I spent a few weeks figuring out the patterns I described in this post by trial and error. The starter pack essentially encapsulates those patterns into ready-to-use bundles you can deploy immediately or modify to fit your specific use case. For thirty bucks, the time savings alone makes it worth it, not to mention avoiding the token costs of debugging broken bundles.
Where to Go From Here
Once you've got a working skill pack — whether you built it from scratch or started with a pre-built template — the next steps are:
- Add observability. Track which skills get called most, which fail most, and where latency accumulates. Optimize from data, not hunches.

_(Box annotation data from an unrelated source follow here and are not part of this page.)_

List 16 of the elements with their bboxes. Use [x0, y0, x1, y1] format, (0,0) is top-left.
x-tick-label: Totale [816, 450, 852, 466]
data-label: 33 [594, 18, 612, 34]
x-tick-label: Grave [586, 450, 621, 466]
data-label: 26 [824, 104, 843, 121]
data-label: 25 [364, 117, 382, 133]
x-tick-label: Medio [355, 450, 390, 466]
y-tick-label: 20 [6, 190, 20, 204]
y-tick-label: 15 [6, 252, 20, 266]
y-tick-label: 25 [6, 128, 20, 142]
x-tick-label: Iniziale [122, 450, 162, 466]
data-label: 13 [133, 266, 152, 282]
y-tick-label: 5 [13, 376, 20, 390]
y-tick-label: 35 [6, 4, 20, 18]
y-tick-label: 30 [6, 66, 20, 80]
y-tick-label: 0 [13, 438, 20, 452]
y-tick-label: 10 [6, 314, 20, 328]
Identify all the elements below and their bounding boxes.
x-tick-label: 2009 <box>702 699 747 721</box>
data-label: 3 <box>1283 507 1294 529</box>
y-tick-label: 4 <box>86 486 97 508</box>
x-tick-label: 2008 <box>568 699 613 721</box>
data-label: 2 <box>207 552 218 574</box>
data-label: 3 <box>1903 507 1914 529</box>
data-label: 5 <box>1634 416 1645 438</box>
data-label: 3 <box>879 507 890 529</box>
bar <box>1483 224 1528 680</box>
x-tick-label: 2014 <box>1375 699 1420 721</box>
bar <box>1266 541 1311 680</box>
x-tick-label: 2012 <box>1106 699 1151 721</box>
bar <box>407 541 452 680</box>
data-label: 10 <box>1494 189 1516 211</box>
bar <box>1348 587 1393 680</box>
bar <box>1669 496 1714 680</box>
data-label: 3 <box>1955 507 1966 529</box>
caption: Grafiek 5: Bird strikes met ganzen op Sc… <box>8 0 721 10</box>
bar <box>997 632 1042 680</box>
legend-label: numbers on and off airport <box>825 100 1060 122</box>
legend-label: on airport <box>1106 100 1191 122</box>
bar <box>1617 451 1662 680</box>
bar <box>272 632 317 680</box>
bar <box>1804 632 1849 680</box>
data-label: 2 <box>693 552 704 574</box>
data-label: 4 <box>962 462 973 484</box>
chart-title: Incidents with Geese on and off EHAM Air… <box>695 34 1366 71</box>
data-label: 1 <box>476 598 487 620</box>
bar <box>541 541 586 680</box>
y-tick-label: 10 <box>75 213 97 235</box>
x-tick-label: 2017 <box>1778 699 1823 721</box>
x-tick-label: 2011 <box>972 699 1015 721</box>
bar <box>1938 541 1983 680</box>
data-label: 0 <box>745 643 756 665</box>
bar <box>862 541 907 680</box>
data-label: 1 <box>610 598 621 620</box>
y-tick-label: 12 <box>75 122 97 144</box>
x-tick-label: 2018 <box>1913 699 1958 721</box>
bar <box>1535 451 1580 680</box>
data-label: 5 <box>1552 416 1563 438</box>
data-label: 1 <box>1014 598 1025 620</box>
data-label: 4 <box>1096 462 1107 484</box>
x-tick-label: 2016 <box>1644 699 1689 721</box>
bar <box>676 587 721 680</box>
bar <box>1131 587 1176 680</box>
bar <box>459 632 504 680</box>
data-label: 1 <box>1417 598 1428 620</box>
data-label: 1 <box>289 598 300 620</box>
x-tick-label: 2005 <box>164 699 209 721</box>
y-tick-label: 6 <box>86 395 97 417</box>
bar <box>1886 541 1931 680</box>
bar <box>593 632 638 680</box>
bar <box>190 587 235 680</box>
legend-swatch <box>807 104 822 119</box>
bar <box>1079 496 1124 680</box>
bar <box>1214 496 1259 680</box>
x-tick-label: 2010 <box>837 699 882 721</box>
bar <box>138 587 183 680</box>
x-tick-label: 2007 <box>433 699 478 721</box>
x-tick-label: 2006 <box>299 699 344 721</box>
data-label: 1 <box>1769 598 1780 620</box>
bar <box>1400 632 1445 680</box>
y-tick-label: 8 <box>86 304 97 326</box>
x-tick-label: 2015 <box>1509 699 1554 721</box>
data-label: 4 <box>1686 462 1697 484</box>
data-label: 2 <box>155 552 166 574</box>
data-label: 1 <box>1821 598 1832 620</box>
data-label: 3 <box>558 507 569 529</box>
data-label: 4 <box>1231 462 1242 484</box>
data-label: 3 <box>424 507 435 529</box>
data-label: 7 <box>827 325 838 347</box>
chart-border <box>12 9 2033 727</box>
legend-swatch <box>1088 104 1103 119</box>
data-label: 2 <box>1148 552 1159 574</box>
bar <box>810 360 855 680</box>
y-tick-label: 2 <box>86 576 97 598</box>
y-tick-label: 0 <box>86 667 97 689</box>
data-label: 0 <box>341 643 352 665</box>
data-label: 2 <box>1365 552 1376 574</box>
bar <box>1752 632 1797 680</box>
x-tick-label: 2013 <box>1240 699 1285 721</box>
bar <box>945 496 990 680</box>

- Version your packs. When you update a skill's schema, bump the version. This is basic hygiene that prevents "it was working yesterday" mysteries.
- Write integration tests. Feed known inputs through the full pack and assert on the output structure. Automate this. Run it before every deployment.
- Gradually increase complexity. Add one skill at a time to a working pack. Test after each addition. The moment reliability drops, you've found your complexity ceiling.
Bundling skills in OpenClaw isn't inherently hard. What's hard is doing it without structure — throwing tools at an LLM and expecting it to orchestrate them perfectly. The skill pack system gives you the structure. Use it deliberately, keep your bundles focused, enforce your data contracts, and you'll build agents that actually work consistently instead of working "most of the time, except when they don't, which is always in production."
That's the whole game. Go build something.